Grumbling beneath my breath, I continued. “The part I really wanted to ask you about, though, is that I was able to see memories Yami wasn't even in. How is that possible?”
“Is it not obvious?”
I glowered at her. “If you know so much about my powers, why don't you just tell me what they are so I understand them too?”
“Not all things are meant to be known now. Some things are for later. Some things are for never.”
“Answer my question,” I replied coldly.
It didn't phase her. “You've developed your power a great deal, with all your Channeling. If I had to guess—“
“And I'm assuming you're not.”
“—then I would guess that you are now able to tap into other important memories, provided you have a way into the mind.”

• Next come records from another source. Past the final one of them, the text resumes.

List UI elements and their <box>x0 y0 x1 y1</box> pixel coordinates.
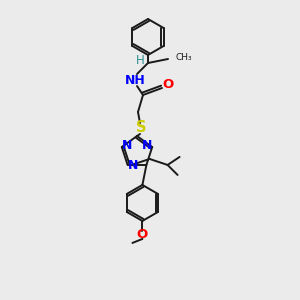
Text: CH₃: CH₃ <box>175 53 192 62</box>
Text: N: N <box>128 159 138 172</box>
Text: S: S <box>136 121 146 136</box>
Text: H: H <box>136 53 144 67</box>
Text: O: O <box>137 228 148 242</box>
Text: N: N <box>122 139 132 152</box>
Text: NH: NH <box>124 74 146 86</box>
Text: N: N <box>142 139 152 152</box>
Text: O: O <box>162 79 174 92</box>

I could just envision the blank stare on my face. “What?”
“Whose memories were you in?” she asked more directly.
“Um… well, I guess it would be Yami's or the High Priest's. Or the priestess, I suppose.”
She was silent for a moment. “Then I would guess the High Priest. Would you have a way in?”
“I don't understand the way in… I thought he either had to have his Item or he had to trust me.”
“Well, you know he doesn't have his Item. Has he reason to trust you?” she asked, turning her great, dark eyes on me. I flushed. She didn't really need to clarify.
“Yes, I suppose you could say that…”
“And were you near him when you Channeled with the Pharaoh?”
“Yes, he was sleeping next to me.”
“Then you simply crossed over into the High Priest's memories.”
“It's that simple?”
“Essentially, yes.”
Suddenly, I remembered something. “What about…” I described the scene I had seen without the High Priest. A troubled look fell over her lovely features.
“You say neither was in this memory? Only the priestess?”
“Yes.”
She sighed. “The memory is important; keep it safe. I imagine that you were shown it as the High Priest envisioned it happened.”
My head was throbbing, trying to retain all the new information about my powers. I didn't question anything she said. I was thousands of years older than her, yet so much younger in knowledge of myself…
“Things have become complicated. There is much left for you to do before you can be set free.”
I stood and walked to the window. “Who built this cage for me? Who caught me and clipped my wings, locked me away?” With some shock I realized I was speaking far more poetically than ever before. But the words were coming to me without thought, as if I knew them and had said them already.
“Only you know. You may need the Pharaoh and the High Priest and the priestess to find out, but only you can construct the story out of the pieces. Only you can break your cage, only you can test your wings.”